Technology must be understood in the context of its profitable use. Many books discuss management in a manner independent of the particular attributes of what is managed, and they discuss technologies without distinguishing between industry standards and arcane projects known only to eleven graduate students. There seems an almost inexplicable lack of treatment at the meeting ground where investment decisions must be driven by an assessment of the capability of the technology and the investment risk.
This book addresses the empty center between management and technologists. At one time, IBM mediated between technologists and management, and the empty center was not so dangerous. But now the center is empty in a time of rapid change. Organizations are floundering in architectural vacuums, without the skills necessary to make the transition to new technologies, and with no significant idea of the relative costs and profit potential of various systems' structures.
This book undertakes to define the center in which IT management and the technologist can meet. It hopes to provide a common view of the industry and its dynamics, a commonly held set of the key issues of IT and a shared view of the key technologies.
It also hopes to broaden the horizons of technologists so that they will understand how an area of specialty relates to the general system structure; how other technologies impact an area of specialty; how future developments in other areas may change the specialty by merging with it or requiring new functions; and how costs and benefits are viewed in the eyes of management.
Difficult decisions about content and balance must be made in such a book. The guiding principle is to focus on technology and those vendors operating at the enterprise level. The cost of this is a focus on IBM, Microsoft, Novell, DEC, Sun, AT&T, and others capable of being primary vendors, with a gloss over specialized vendors whose products will fill boxes in the blueprint. This is deeply unfortunate and a disservice to splendid companies like SynOptics, Cisco, 3Com, and Banyan, but there is no real choice if room is to be left to build the center with an artifact not unusably large.
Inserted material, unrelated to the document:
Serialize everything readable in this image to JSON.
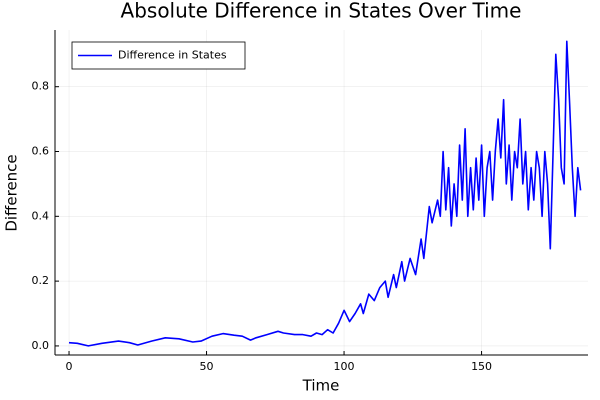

The book assumes a level of computer literacy an IT manager would have merely by listening to vendor presentations. Technical people are less likely to hear these presentations. They tend to be even less informed about technologies not their own than their managers.
A sort of book within a book, The Basics Book provides supporting discussions for readers who can profit by a review of underlying principles and technologies. The boxes in the text provide commentary that may establish a basic principle, discuss a related topic not necessarily useful in the main flow, or explain a technical point beyond the interest of some readers. The reader can decide which boxes are useful. The book can be read without the boxes.
There is no shortage of books on operating systems, communications, distributed computing, etc., of which this author is himself culpable, but there is little integration of the technology, market, and economic factors that can define a meeting place for management and technology.
The book has many sources. Primarily, it comes from the efforts of the IBM Systems Research Institute. The Institute tried (apparently unsuccessfully) to draw the attention of IBM professionals and managers to changing technologies and new industry dynamics and the risks and opportunities for IBM. It also comes from my experience with the needs and activities of graduate students in Computer Science at Hofstra University. They remind me that, behind the white papers, strategy statements, and statements of direction, people are trying to develop systems in a world independent of the hype.
Some material comes from my work with clients concerned with strategy and risk issues, from participation in technology start-ups, and from professional seminars developed with various organizations, including IBM, Hewlett-Packard, MTS in the U.K., and other organizations in Australia, Italy, and Germany.